There’s a fight scene where William takes on a handful of mobsters who are armed to the teeth in a gangster hangout called The Horse and Buggy. All William needs are some nearby steak knives to fuck up the gangsters beyond repair. Somehow during the course of this insanity, Gott manages to keep the intense pace of the scene without confusing which knife is being stabbed where, and he paints dramatic images with the use of quick-but-colorful descriptions of the edges of the knives in William’s hands snapping off the bones of his victims which almost makes you feel every vibration of the stabbing blade as William scrapes it off someone’s skull.
In sum, there’s a lot of sex, blood, and maggot guts spilling out through the electronic pages of this story, and even though the book tends to read like a wild B-movie which, in the right hands, could be adapted into one hell of an RPG video game or a horror mini-series like True Blood, the book is a dark fantasy with a cast as big and as bold as its plot.
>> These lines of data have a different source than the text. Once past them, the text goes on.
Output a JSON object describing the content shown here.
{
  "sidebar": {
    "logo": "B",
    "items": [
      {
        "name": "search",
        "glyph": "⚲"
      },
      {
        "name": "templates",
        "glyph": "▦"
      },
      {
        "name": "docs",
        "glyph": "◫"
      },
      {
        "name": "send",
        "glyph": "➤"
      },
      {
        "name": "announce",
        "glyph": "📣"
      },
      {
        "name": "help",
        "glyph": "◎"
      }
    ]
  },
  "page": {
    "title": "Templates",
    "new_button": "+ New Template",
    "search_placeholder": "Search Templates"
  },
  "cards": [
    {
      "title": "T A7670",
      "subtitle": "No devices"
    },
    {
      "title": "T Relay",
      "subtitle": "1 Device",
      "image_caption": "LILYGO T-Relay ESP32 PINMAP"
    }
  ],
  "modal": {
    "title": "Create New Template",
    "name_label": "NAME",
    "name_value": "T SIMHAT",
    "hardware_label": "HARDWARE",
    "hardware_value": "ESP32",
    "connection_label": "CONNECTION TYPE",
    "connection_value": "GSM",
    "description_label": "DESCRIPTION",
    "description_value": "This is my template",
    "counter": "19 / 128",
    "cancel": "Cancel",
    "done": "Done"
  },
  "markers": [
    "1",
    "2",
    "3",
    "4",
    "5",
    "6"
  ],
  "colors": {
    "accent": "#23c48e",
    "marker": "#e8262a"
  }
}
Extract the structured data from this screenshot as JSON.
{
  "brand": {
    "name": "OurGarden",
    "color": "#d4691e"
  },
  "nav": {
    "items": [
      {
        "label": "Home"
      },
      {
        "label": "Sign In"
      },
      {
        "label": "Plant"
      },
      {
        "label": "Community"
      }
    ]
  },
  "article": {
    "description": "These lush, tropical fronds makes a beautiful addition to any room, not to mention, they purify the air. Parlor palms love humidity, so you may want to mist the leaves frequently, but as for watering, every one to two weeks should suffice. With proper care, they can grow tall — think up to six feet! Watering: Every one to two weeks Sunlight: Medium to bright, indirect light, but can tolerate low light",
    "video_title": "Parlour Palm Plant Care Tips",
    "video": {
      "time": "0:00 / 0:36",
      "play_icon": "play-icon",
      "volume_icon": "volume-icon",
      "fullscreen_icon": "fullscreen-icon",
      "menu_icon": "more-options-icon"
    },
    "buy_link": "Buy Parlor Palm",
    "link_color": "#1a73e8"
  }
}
It has necromancers, wannabe-club-rat-wizards, demonic doctors, vampires, ghostly tormentors, psychic children, witches, warlocks, cops who cuss too much, magic-maggot-infested-zombie-henchmen, stunted werewolves, child-eating poltergeist-fucking vampire-mob bosses and a gay man with a sledge hammer who has a lot of issues with his profession as a serial killer.
All of this is somehow interwoven and provides the beginnings of an ambitious universe in what is essentially a 129-page pilot of this book series. It’s an interesting read that may get more interesting as the series continues, and who knows? It could be a future movie or video game franchise hit that you can brag about having picked up when it was just a humble indie e-book. Give it a chance and you may be surprised to find out Where the Dead Fear to Tread.